Je lis avec plaisir le récit que Moitessier a  écrit vingt ans après la course. Il se laisse aller à des méditations dont j’imagine bien qu’elles font vibrer les amateurs d’aventure qui ont des sentiments esthétiques mais qui ne veulent pas lire des auteurs littéraires (au prétexte peu convaincant qu’ils sont trop littéraires et de ce fait coupés de la vraie poésie qui, elle, réside dans la houle et la proue caressée par la brise et le frimas). En fait de poésie, je reste dubitatif devant le paragraphe qui parle du cap Horn. Il semble que « le Horn », ce soit le grand truc pour les marins. Quand on aime la mer, on frémit devant l’évocation du Horn, de la même manière qu’on fait silence devant les sources du Nil quand on est explorateur anglais.

Or, Moitessier se réveille trop tard, une nuit, et il a passé le Horn sans rien voir. Il se le reproche, car s’il avait entendu le réveil sonner, il aurait dirigé son bateau de façon à passer tout près pour le bien voir. Mais non, il se sait dans l’Atlantique à présent, et il ne verra jamais le Horn. Quand même, il ne peut se passer d’un petit passage qui marque le fait d’y être passé, fût-ce en dormant. J’aime bien ce passage car c’est précisément le type de poésie qui nous guette tous, nous qui écrivons de la littérature de voyage :

Je regarde. Je n’arrive pas à y croire. Si petit et si grand. Un monticule pâle et tendre dans le clair de lune, un rocher colossal, dur comme le diamant. Le Horn, c’est long, toute la Terre de Feu depuis 50° de latitude Pacifique jusqu’à 50° de latitude Atlantique. Pourtant c’est ce rocher posé seul sur la mer, seul sous la lune, et qui porte toute la grandeur des glaciers, des montagnes, des canaux, des icebergs, des coups de vent et des belles journées de la Terre de Feu, l’odeur du varech, les couleurs de toutes les aurores australes et la sérénité inaccessible des grands albatros aux ailes immenses qui planent au ras de l’eau sans bouger une plume, dans les creux et sur les crêtes, et pour qui toutes choses sont égales.

Tous les clichés semblent y être, et s’ils n’y sont pas, il n’en manque pas beaucoup.

Ce qui me fascine, dans La Grande route, c’est la relation qu’entretient Daniel avec lui. S’identifie-t-il à un marin solitaire, avec sa ferme et son terrain vague ? S’identifie-t-il à l’aventurier qui écrit qu’une femme et une famille ne peuvent pas décider pour soi ? Est-il lui aussi de la trempe des gens qui, soudain, dérivent, déclinent, incurvent et abandonnent, pour se donner de nouvelles règles ?

moitessier-3.1268306235.jpgJe me permets de classer Moitessier parmi les sages précaires parce qu’à le lire, on sent qu’il est conduit par des forces et des impressions qu’il ne comprend pas et qui sont trop grandes pour lui.

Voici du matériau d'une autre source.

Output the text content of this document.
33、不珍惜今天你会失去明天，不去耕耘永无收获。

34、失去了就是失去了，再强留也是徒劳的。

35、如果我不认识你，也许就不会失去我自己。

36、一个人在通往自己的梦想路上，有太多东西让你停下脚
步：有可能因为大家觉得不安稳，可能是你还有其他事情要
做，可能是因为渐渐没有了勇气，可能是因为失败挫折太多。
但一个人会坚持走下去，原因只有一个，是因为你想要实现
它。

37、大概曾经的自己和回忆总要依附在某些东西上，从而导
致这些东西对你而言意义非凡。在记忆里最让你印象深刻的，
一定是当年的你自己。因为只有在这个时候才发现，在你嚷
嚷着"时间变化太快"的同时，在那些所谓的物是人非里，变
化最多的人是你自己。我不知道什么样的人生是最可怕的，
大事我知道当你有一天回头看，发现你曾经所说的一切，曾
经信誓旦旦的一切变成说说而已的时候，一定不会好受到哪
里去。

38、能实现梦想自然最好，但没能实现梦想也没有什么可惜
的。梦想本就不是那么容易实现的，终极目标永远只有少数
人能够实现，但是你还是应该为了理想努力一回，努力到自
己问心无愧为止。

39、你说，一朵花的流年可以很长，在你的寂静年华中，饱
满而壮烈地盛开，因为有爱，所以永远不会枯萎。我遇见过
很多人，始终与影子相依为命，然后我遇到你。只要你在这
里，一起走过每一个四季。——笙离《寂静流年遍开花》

Il est à l’écoute, si je puis dire, des flux qui le mènent à écrire des choses parfois ridicules et parfois somptueuses. J’aime cette incomplétude, cette confusion, cette imperfection. C’est ce qui lui permet de prendre cette décision à la fois lâche et courageuse, égoïste certes, mais confiante dans l’affection réciproque de ses proches, la décision d’abandonner la course et de fuir. Il ne fera pas un deuxième tour du monde, mais en faisant dérailler la course, il a remis l’errance au centre de la navigation maritime. Pour cela seulement, il mérite d’être pris pour un modèle et un père spirituel.